Sequence No Layer Number Company Name
3 2 Syndicate
3 3 Hannover
3 3 Syndicate
3 4 Hannover
3 4 Swiss
4 2 Syndicate
4 3 Hannover
4 3 Syndicate
4 4 Hannover
4 4 Swiss
in this data I have to remove the duplicates if any at each layer. for eg at layer two we have two occurance of Syndicate so we should pick only one and that too with the highest sequence number. Requesting for suggestions as I m badly stuck with this

Hi @Yoichi ,
Any suggestions from your end would be of great help.

1 Like

@Ritika_Singh

Please try this…So What I did is I did a orderby on the two columns you need then grouped on 3rd column and retrieved the first row from each as that has the highest number

Input:
image

Code:
dt.AsEnumerable.OrderByDescending(function(x) Cint(x("Column2").ToString)).ThenByDescending(function(x) x("Column3").ToString).GroupBy(function(x) x("Column3").ToString).Select(function(x) x.First).CopyToDataTable

Output:
image

Hope this helps

cheers

Hi @Ritika_Singh ,
please go through below topic you will get your solution ,
# How To Remove Duplicates From Datatable In UiPath

mark as solution if it is useful

Regards
Mohini
Happy Automation…!!!

Hi, Thank you for your response I have one more condition to validate, not in every case there will be duplicates at layer no , so is there a way to find out first whether there are duplicates and then remove

@Ritika_Singh

If you see the input and output…if there is a duplicate it would remove else it would use the same which is there…so it if no duplicate then it gives that row as well in the output

In the screenshot spr is not duplicate but even that is present in the output

Do you want to know separately if its duplicate or not?

Cheers

Hi , This is not working as per my requirement , if at a particular l;ayer there are additional data which is there in other layer also it should not be eliminated , we need to check duplicate at each layer.
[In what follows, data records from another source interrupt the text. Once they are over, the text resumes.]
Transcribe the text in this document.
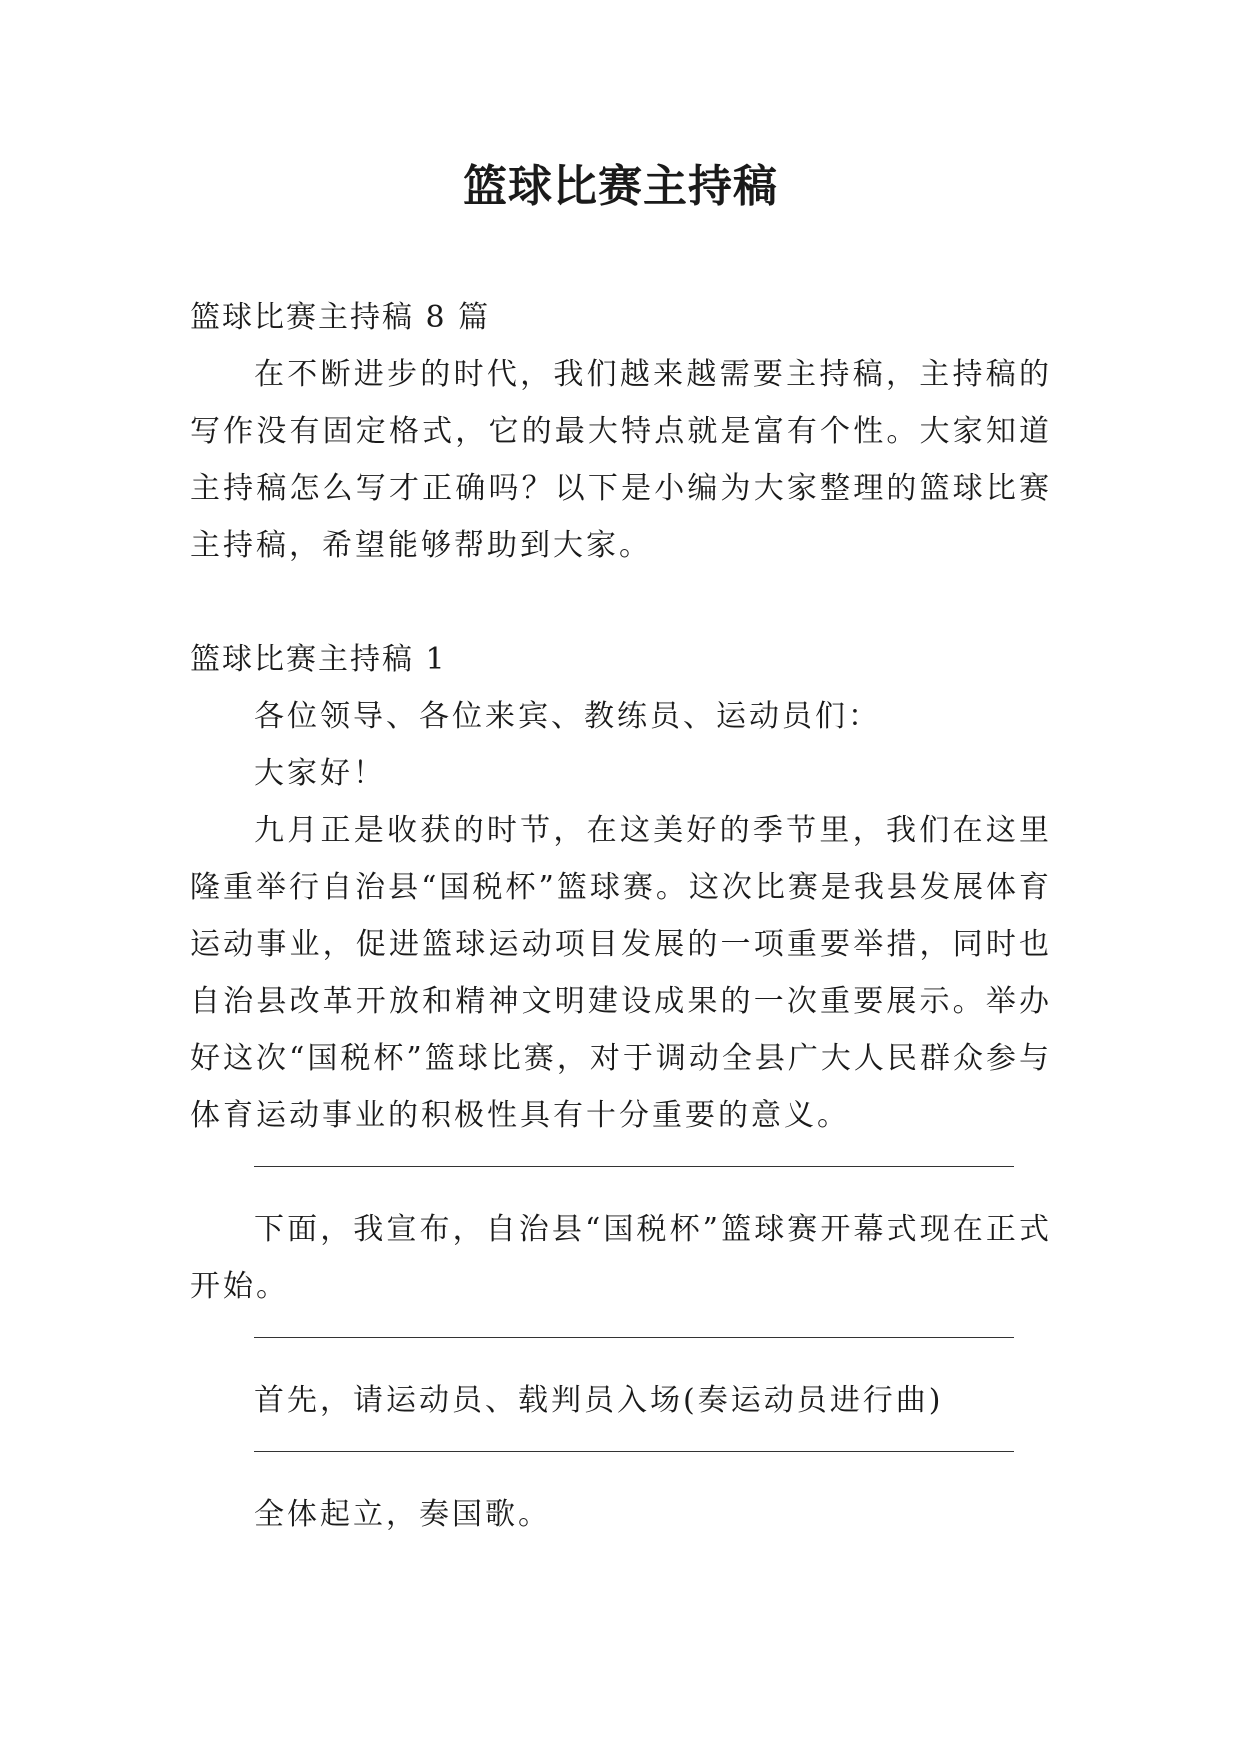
篮球比赛主持稿

篮球比赛主持稿 8 篇

在不断进步的时代，我们越来越需要主持稿，主持稿的写作没有固定格式，它的最大特点就是富有个性。大家知道主持稿怎么写才正确吗？以下是小编为大家整理的篮球比赛主持稿，希望能够帮助到大家。

篮球比赛主持稿 1

各位领导、各位来宾、教练员、运动员们：

大家好！

九月正是收获的时节，在这美好的季节里，我们在这里隆重举行自治县“国税杯”篮球赛。这次比赛是我县发展体育运动事业，促进篮球运动项目发展的一项重要举措，同时也自治县改革开放和精神文明建设成果的一次重要展示。举办好这次“国税杯”篮球比赛，对于调动全县广大人民群众参与体育运动事业的积极性具有十分重要的意义。

下面，我宣布，自治县“国税杯”篮球赛开幕式现在正式开始。

首先，请运动员、载判员入场(奏运动员进行曲)

全体起立，奏国歌。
For eg :slight_smile:
Layer 2: abc
layer 2: def
layer2 : abc

output

layer 2 : abc
layer 2: def

@Ritika_Singh

Could you please share an excel file with input and the expected output

As I see as per the current query if at same layer two values are there then it picks only one

And orderby I did on Layer you can change to sequence if needed

cheers

Actually there are multiple scenarios that can come up in the datatable : I need to finf]=d a common fix if there are duplicates it handles if not then nothing :slight_smile:

Input:
Sequence No Layer Number Company Name
3 2 Syndicate
3 3 Hannover
3 3 Syndicate
3 4 Hannover
3 4 Swiss
4 2 Syndicate
4 3 Hannover
4 3 Syndicate
4 4 Hannover
4 4 Swiss
3 5 Swiss
Output:
Sequence No Layer Number Company Name
4 2 Syndicate
4 3 Hannover
4 3 Syndicate
4 4 Hannover
4 4 Swiss
3 5 Swiss

@Ritika_Singh

Please try this

dt.AsEnumerable.OrderByDescending(function(x) Cint(x("Sequence No").ToString)).ThenByDescending(function(x) x("CompanyName").ToString).GroupBy(function(x) x("CompanyName").ToString+x("Layer Number").ToString).Select(function(x) x.First).CopyToDataTable

Hope this helps

cheers

This topic was automatically closed 3 days after the last reply. New replies are no longer allowed.